The finding that diabetes mellitus had the strongest contribution to the predictive model is in agreement with the epidemiology reports that older age and comorbidities diabetes mellitus and hypertension increase the risk of severe COVID-19.[24] The highest VIP scored FTIR regions may correlate to saccharides, although additional confirmatory experiments will be required. Age, hypertension, and several other FTIR regions also contributed to the developed COVID-19 severity prediction algorithm. Hypertension and diabetes mellitus have been associated with a high risk of cardiovascular complications, including cardiac arrest, thus leading to the fatality of severe patients.[24,25] It has been observed that in addition to extensive dysregulation in amino acid metabolism and energy-related pathways such as mannose metabolism, glutathione dysregulation and its deficiency lead to an increased risk of fatality in severe patients.[26] Future studies integrating FTIR spectral biomarkers with metabolomics may allow a more precise assignment of the VIP FTIR peaks observed in this study.

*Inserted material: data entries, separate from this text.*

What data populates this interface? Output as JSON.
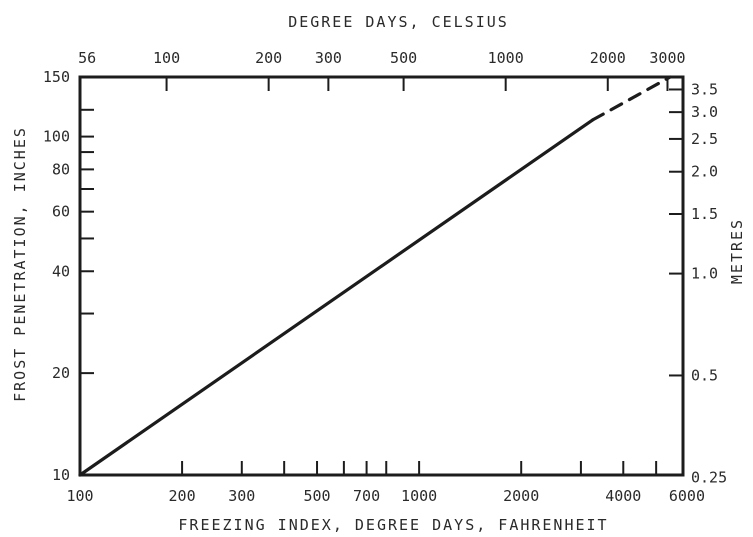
{
  "chart_data": {
    "type": "line",
    "x_scale": "log",
    "y_scale": "log",
    "xlabel_bottom": "FREEZING INDEX, DEGREE DAYS, FAHRENHEIT",
    "xlabel_top": "DEGREE DAYS, CELSIUS",
    "ylabel_left": "FROST PENETRATION, INCHES",
    "ylabel_right": "METRES",
    "xlim": [
      100,
      6000
    ],
    "ylim": [
      10,
      150
    ],
    "grid": false,
    "bottom_ticks": [
      "100",
      "200",
      "300",
      "500",
      "700",
      "1000",
      "2000",
      "4000",
      "6000"
    ],
    "bottom_minor": [
      400,
      600,
      800,
      3000,
      5000
    ],
    "top_ticks": [
      "56",
      "100",
      "200",
      "300",
      "500",
      "1000",
      "2000",
      "3000"
    ],
    "left_ticks": [
      "10",
      "20",
      "40",
      "60",
      "80",
      "100",
      "150"
    ],
    "left_minor": [
      30,
      50,
      70,
      90,
      120
    ],
    "right_ticks": [
      "0.25",
      "0.5",
      "1.0",
      "1.5",
      "2.0",
      "2.5",
      "3.0",
      "3.5"
    ],
    "series": [
      {
        "style": "solid",
        "points": [
          [
            100,
            10
          ],
          [
            3250,
            112
          ]
        ]
      },
      {
        "style": "dashed",
        "points": [
          [
            3250,
            112
          ],
          [
            5500,
            150
          ]
        ]
      }
    ]
  }
}
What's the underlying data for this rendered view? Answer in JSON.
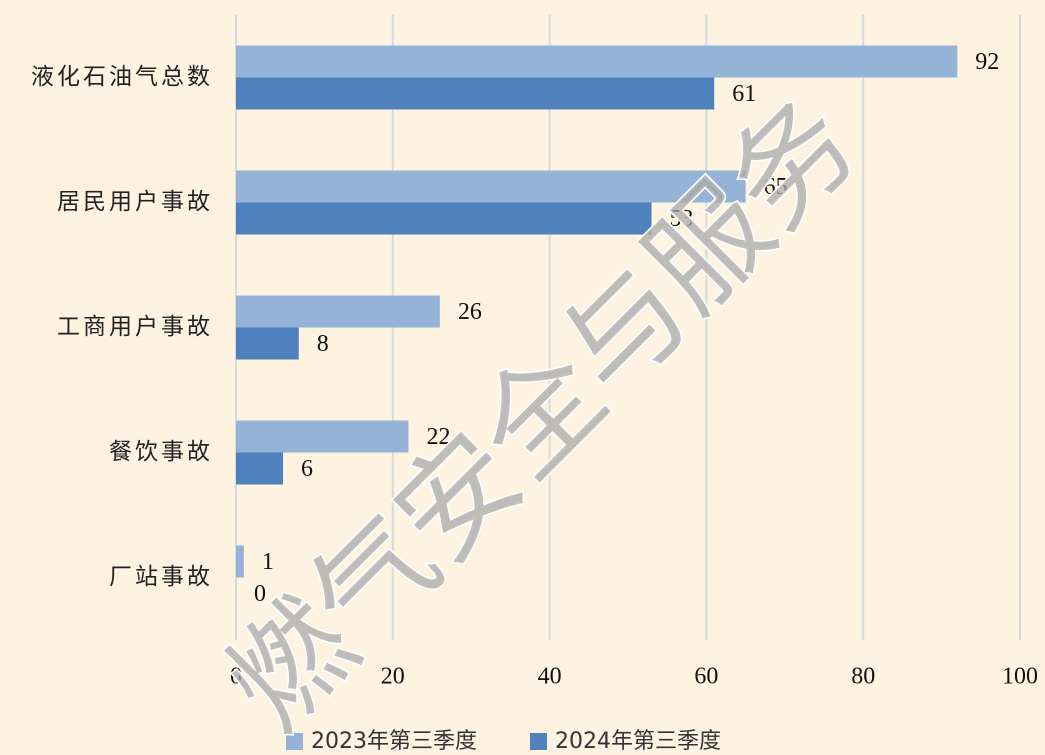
{
  "chart_data": {
    "type": "bar",
    "orientation": "horizontal",
    "categories": [
      "液化石油气总数",
      "居民用户事故",
      "工商用户事故",
      "餐饮事故",
      "厂站事故"
    ],
    "series": [
      {
        "name": "2023年第三季度",
        "color": "#95b3d7",
        "values": [
          92,
          65,
          26,
          22,
          1
        ]
      },
      {
        "name": "2024年第三季度",
        "color": "#4f81bd",
        "values": [
          61,
          53,
          8,
          6,
          0
        ]
      }
    ],
    "xlim": [
      0,
      100
    ],
    "xticks": [
      0,
      20,
      40,
      60,
      80,
      100
    ],
    "grid": true,
    "legend": "bottom",
    "watermark": "燃气安全与服务"
  }
}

The strengths of this study include the rapid sample preparation and ATR-FTIR data acquisition methodology and the development of a multivariate algorithm combining ATR-FTIR and clinical data. While there were 128 samples in the training data set, the independent data set comprised only 30 samples. Future studies should increase the sample size to increase the predictive performance.

Conclusion

ATR-FTIR is a promising technology for rapid, real-time COVID-19 triaging. The simplicity of the sample preparation and spectral acquisition method developed here can be easily undertaken by clinical laboratory personnel. The multivariate prediction model developed in this study could be implemented on the same data acquisition computer, allowing the rapid return of results to facilitate clinical decision making. The lower cost and robust ATR-FTIR instrumentation is a further advantage compared to more expensive omics or cytokine panel tests, considering that the pandemic likely will persist in both developed and developing countries for the next months to years. The availability of a rapid, simple, and economic COVID-19 patient triaging test will facilitate hospitals to prioritize severe patients in a timely manner, potentially reducing the overall ongoing fatalities from COVID-19.